Trump answered, "They admitted - they said, they pled guilty. And I said, well, if they pled guilty, they badly hurt a person, killed a person ultimately."
The defamation case notes that others assaulted in Central Park that day weren't killed, nor was the rape victim.
"Defendant Trump also omitted key facts, further rendering his statements false, misleading or defamatory," the suit says.
"These include, among other things, the fact that the Manhattan District Attorney's Office later acknowledged that the teens' confessions were unreliable and conflicted with the objective evidence; that four of the five were acquitted of attempted murder; that all five men's convictions were later vacated; that the true perpetrator, Matias Reyes, confessed; that DNA evidence confirmed that Reyes was the true perpetrator; and that the City of New York ultimately agreed to pay $41 million for its conduct toward Plaintiffs."

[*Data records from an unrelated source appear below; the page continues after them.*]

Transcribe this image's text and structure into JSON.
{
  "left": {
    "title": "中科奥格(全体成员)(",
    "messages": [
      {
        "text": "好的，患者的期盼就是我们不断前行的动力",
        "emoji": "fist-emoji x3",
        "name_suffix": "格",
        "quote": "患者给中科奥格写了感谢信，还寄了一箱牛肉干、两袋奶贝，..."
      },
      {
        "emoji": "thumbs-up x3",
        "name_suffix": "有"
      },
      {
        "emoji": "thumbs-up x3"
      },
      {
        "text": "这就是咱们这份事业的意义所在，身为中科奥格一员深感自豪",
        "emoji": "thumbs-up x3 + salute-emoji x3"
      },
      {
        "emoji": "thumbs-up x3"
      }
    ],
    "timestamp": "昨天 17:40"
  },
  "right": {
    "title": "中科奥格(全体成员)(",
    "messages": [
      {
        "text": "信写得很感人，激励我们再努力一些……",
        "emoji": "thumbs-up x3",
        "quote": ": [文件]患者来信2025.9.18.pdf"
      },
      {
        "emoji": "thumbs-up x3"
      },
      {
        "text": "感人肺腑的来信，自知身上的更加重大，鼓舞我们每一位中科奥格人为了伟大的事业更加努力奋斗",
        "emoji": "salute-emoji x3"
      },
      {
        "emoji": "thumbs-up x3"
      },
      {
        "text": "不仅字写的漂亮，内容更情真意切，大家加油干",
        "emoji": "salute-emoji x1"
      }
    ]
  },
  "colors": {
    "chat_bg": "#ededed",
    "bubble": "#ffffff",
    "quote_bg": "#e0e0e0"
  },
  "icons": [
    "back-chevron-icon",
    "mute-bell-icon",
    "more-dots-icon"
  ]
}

The suit calls Trump's statement extreme, outrageous and intended to cause emotional distress to the Central Park 5.
Past statements, like a tweet in 2013 calling a documentary about their exoneration a "one sided piece of garbage that didn't explain the horrific crimes of these young men," are included in the it.
A 2014 op-ed written by Trump and published in the New York Daily News called the $41 million settlement a "disgrace."
Shanin Specter and Alex Van Dyke of Kline & Specter represents the five.
"The Plaintiffs seek to correct the record and clear their names once again," Specter said.